The monkeypox rash results in well-rounded skin lesions, and as they progress they turn into papules, which are raised areas of skin that can look like a pencil eraser, McQuiston said. They can then fill with a clear liquid that turns into pus.

The rash can resemble syphilis and herpes, which are far more common than monkeypox. McQuiston said it can be difficult to distinguish monkeypox from other diseases, so health care providers should be alert to potential cases and request a test if they suspect monkeypox. In some recent cases in Europe, people have been infected with monkeypox and a sexually transmitted disease at the same time.

“They should test for monkeypox even if they think they might have a positive test for another, more common” sexually transmitted infection, McQuiston said.

According to McQuiston, no deaths have been reported worldwide in the current monkeypox outbreak. Patients whose cases were reviewed by the CDC last week are either recovering or have already recovered, “and those who still have a rash are advised to stay home and keep away from other people until they are fully recovered.” have recovered.”

Full recovery occurs “when all wounds have caked, the scabs fall off and new healthy skin has formed,” McQuiston said. A person is no longer contagious when all scabs have fallen off.

The most recent monkeypox cases in the United States known to CDC officials have involved adults, McQuiston said, and most reported international travel in the 21 days before their symptoms began. It generally takes seven to 14 days for a person to develop symptoms after exposure to monkeypox, but it can take up to 21 days.

McQuiston said authorities are working hard to contain the outbreak.

“Our containment strategy is focused on identifying cases, identifying their contacts and ensuring they are offered a vaccine and that cases are isolated to prevent further spread,” McQuiston said.

The latest outbreak is worrying because cases of monkeypox are not typically found in the United States, officials said.

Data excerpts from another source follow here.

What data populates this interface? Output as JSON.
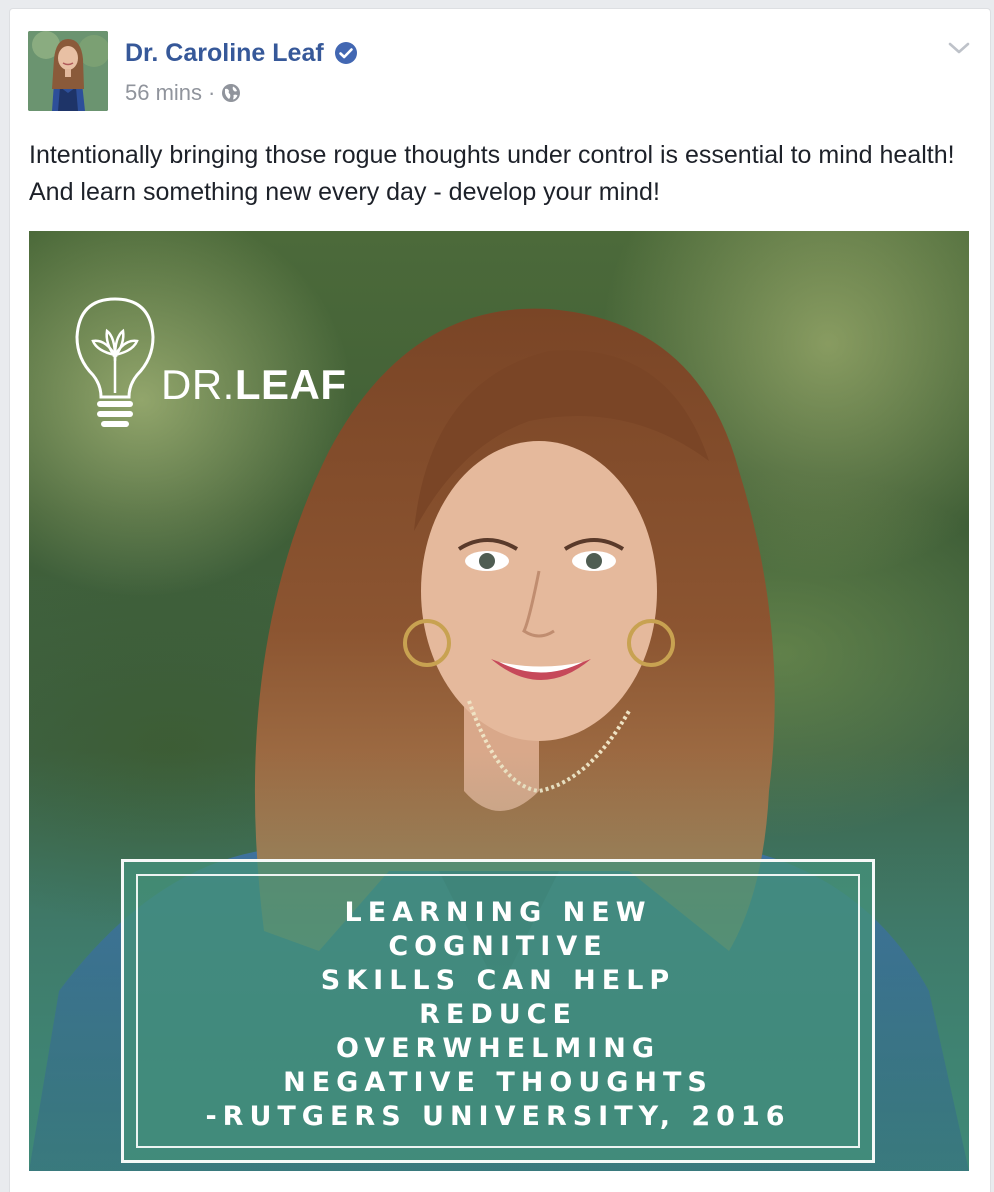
{
  "post": {
    "author_name": "Dr. Caroline Leaf",
    "timestamp": "56 mins",
    "separator": "·",
    "privacy_icon": "globe-icon",
    "verified_icon": "verified-badge-icon",
    "menu_icon": "chevron-down-icon",
    "text": "Intentionally bringing those rogue thoughts under control is essential to mind health! And learn something new every day - develop your mind!"
  },
  "image": {
    "logo_icon": "lightbulb-leaf-icon",
    "logo_text_light": "DR.",
    "logo_text_bold": "LEAF",
    "quote_lines": [
      "LEARNING NEW",
      "COGNITIVE",
      "SKILLS CAN HELP",
      "REDUCE",
      "OVERWHELMING",
      "NEGATIVE THOUGHTS",
      "-RUTGERS UNIVERSITY, 2016"
    ]
  },
  "colors": {
    "author_link": "#365899",
    "meta_text": "#90949c",
    "body_text": "#1d2129",
    "verified_blue": "#4267b2",
    "quote_box_teal": "#44917a"
  }
}
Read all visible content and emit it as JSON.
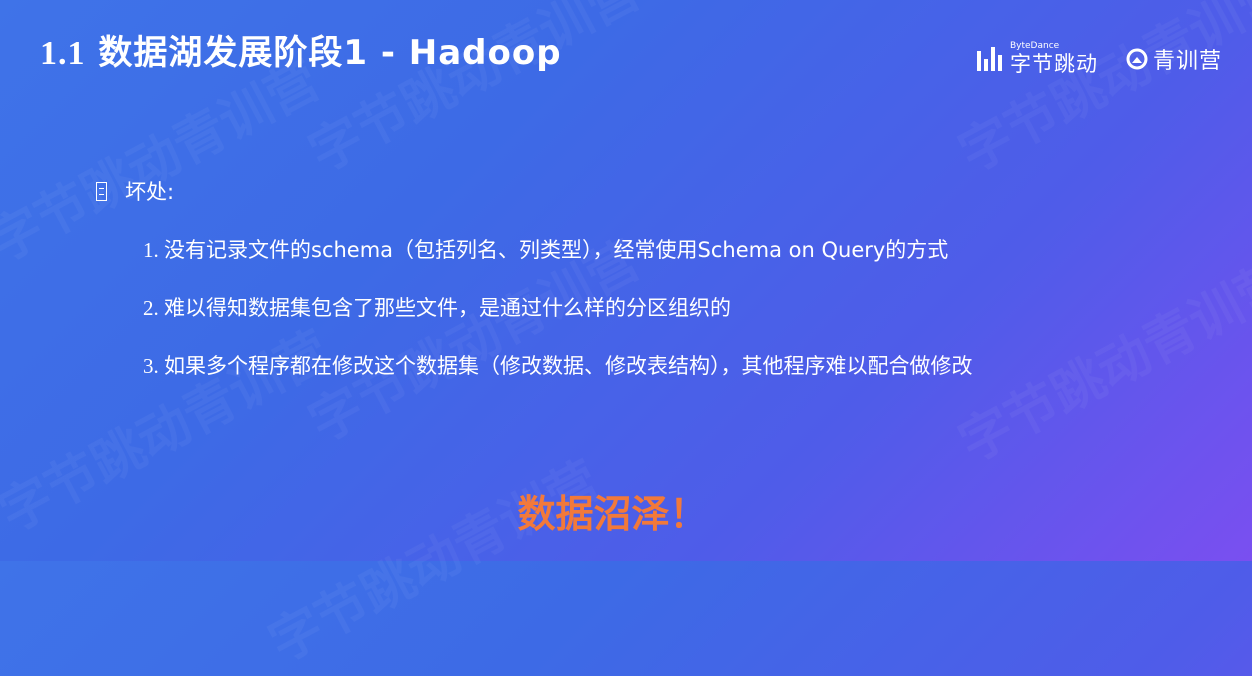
{
  "slide": {
    "title_num": "1.1",
    "title_text": " 数据湖发展阶段1 - Hadoop"
  },
  "brand": {
    "bytedance_en": "ByteDance",
    "bytedance_cn": "字节跳动",
    "camp": "青训营",
    "bytedance_icon": "bytedance-bars-icon",
    "camp_icon": "youth-camp-logo-icon"
  },
  "section": {
    "icon": "document-icon",
    "heading": "坏处:"
  },
  "items": [
    {
      "num": "1.",
      "text": "没有记录文件的schema（包括列名、列类型），经常使用Schema on Query的方式"
    },
    {
      "num": "2.",
      "text": "难以得知数据集包含了那些文件，是通过什么样的分区组织的"
    },
    {
      "num": "3.",
      "text": "如果多个程序都在修改这个数据集（修改数据、修改表结构），其他程序难以配合做修改"
    }
  ],
  "callout": "数据沼泽！",
  "watermark": "字节跳动青训营",
  "colors": {
    "callout": "#f2793a",
    "bg_start": "#3f73e8",
    "bg_end": "#7a4ff0"
  }
}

The only previous outbreak of monkeypox in the US occurred in 2003 and resulted in 71 confirmed or suspected cases – mostly in Wisconsin, Indiana and Illinois. Those infected had been exposed to prairie dogs, obtained from a pet dealer in a suburb of Chicago, that were housed near Gambian giant rats and Ghanaian dormouse.

Although monkeypox can be fatal in countries with poor health care, the 2003 US outbreak resulted in no deaths.